因此，为了解决所有这些问题，我创建了一个脚本，执行一系列查询，创建一个文件夹（带有时间戳）来存储结果，重命名获取的文件，删除不必要的文件，并添加相应的标题。

 #!/bin/sh
 QUERIES=("select * from table1" "select * from table2")
 IFS=""
 directoryname=$(echo "ScriptResults$timestamp")
 mkdir $directoryname 
 counter=1 
for query in ${QUERIES[*]}
 do 
     tablename="query"$counter 
     hive -S -e "INSERT OVERWRITE LOCAL DIRECTORY '/data/2/DOMAIN_USERS/SANUK/users/$USER/$tablename' ROW FORMAT DELIMITED FIELDS TERMINATED BY ',' $query ;"
     hive -S -e "set hive.cli.print.header=true; $query limit 1" | head -1 | sed 's/[\t]/,/g' >> /data/2/DOMAIN_USERS/SANUK/users/$USER/$tablename/header.csv
     mv $tablename/000000_0 $tablename/$tablename.csv
     cat $tablename/$tablename.csv >> $tablename/header.csv.
     rm $tablename/$tablename.csv
     mv $tablename/header.csv $tablename/$tablename.csv 
     mv $tablename/$tablename.csv $directoryname
     counter=$((counter+1))
     rm -rf $tablename/ 
 done

- Dragon Surfer · Answer 3

尝试

hive --outputformat==csv2 -e "select * from YOUR_TABLE";

这对我有用

我的Hive版本是"Hive 3.1.0.3.1.0.0-78"

- Dattatrey Sindol · Answer 4

我遇到了类似的问题，以下是我解决的步骤。

第一步 - 将hive表中的数据加载到另一个表中，如下所示

DROP TABLE IF EXISTS TestHiveTableCSV; CREATE TABLE TestHiveTableCSV ROW FORMAT DELIMITED FIELDS TERMINATED BY ',' LINES TERMINATED BY '\n' AS SELECT Column List FROM TestHiveTable;

第二步 - 将blob从hive仓库复制到具有适当扩展名的新位置

Start-AzureStorageBlobCopy -DestContext $destContext -SrcContainer "Source Container" -SrcBlob "hive/warehouse/TestHiveTableCSV/000000_0" -DestContainer "Destination Container" ` -DestBlob "CSV/TestHiveTable.csv"

希望这可以帮到您！

最好的问候， Dattatrey Sindol（Datta） http://dattatreysindol.com

- Alex B · Answer 5

如果您正在使用Windows，可以使用Python脚本hivehoney将表数据提取到本地CSV文件中。

它将：

登录堡垒机。
pbrun。
kinit。
beeline（带有您的查询）。
将来自beeline的echo保存到Windows上的文件中。

像这样执行它：

set PROXY_HOST=your_bastion_host

set SERVICE_USER=you_func_user

set LINUX_USER=your_SOID

set LINUX_PWD=your_pwd

python hh.py --query_file=query.sql

- Jianwu Chen · Answer 6

以上选项都不完全适合我。
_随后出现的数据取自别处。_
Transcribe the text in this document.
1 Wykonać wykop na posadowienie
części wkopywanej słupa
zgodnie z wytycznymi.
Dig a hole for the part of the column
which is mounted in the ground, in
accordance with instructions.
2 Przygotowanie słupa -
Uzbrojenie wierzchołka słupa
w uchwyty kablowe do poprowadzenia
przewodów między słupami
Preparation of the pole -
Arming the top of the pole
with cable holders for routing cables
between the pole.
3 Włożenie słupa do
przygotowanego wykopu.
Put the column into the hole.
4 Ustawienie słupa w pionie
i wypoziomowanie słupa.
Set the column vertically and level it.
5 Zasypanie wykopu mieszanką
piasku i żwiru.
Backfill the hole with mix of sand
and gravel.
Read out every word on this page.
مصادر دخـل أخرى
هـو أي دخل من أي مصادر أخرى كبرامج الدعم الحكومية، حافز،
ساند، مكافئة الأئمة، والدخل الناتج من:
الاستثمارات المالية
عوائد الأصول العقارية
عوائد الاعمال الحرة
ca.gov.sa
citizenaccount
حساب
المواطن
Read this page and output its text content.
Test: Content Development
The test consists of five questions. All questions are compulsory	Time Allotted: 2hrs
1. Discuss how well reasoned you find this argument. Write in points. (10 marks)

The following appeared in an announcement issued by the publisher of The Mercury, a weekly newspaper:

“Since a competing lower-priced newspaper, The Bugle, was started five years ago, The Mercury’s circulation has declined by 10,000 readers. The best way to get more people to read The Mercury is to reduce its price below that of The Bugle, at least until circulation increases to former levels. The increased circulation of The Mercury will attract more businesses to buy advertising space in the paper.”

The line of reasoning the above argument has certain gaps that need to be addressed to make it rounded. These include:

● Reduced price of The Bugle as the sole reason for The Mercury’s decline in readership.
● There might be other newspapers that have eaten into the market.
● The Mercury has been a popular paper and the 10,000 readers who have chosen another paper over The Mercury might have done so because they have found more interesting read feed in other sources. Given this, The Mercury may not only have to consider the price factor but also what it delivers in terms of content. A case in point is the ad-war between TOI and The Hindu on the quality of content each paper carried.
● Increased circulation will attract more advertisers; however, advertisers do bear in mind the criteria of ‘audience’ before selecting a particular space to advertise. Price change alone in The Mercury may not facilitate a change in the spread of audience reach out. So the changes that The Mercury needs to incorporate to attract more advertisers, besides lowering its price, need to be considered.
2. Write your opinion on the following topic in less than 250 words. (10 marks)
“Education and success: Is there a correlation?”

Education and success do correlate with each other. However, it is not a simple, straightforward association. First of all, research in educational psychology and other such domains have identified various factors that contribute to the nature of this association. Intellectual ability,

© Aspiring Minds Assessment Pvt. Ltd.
我想解决一些问题：

如果值中有制表符，它不应该破坏 CSV 输出
我需要头部自动添加，无需手动操作
结构、数组或映射字段应该被 JSON 编码

所以我创建了一个 UDF 来解决这个问题。（有点惊讶 Hive 没有内置支持）

用法：

ADD JAR ivy://org.jsonex:HiveUDF:0.1.24?transitive=true;
CREATE TEMPORARY FUNCTION to_csv AS 'org.jsonex.hiveudf.ToCSVUDF';
SELECT to_csv(*) FROM someTable;  -- Default separator and headers
SELECT to_csv('{noHead:true}', *) FROM someTable;  -- No headers
SELECT to_csv('{headers:[,,,col3,]}', *) FROM someTable; -- Custom Headers
SELECT to_csv('{fieldSep:|,quoteChar:\"\\'\"}', *) FROM someTable" -- Custom fieldSep and quoteChar

- Gene M · Answer 7

以下是我用来将Hive表数据导出到HDFS的端到端解决方案，作为一个带标题的CSV文件。
（遗憾的是它不可能用一个HQL语句完成）
它由几个命令组成，但我觉得相当直观，而且它不依赖于Hive表的内部表示，这可能会随时改变。
如果您想将数据导出到本地文件系统而不是HDFS，请将"DIRECTORY"替换为"LOCAL DIRECTORY"。

# cleanup the existing target HDFS directory, if it exists
sudo -u hdfs hdfs dfs -rm -f -r /tmp/data/my_exported_table_name/*

# export the data using Beeline CLI (it will create a data file with a surrogate name in the target HDFS directory)
beeline -u jdbc:hive2://my_hostname:10000 -n hive -e "INSERT OVERWRITE DIRECTORY '/tmp/data/my_exported_table_name' ROW FORMAT DELIMITED FIELDS TERMINATED BY ',' SELECT * FROM my_exported_table_name"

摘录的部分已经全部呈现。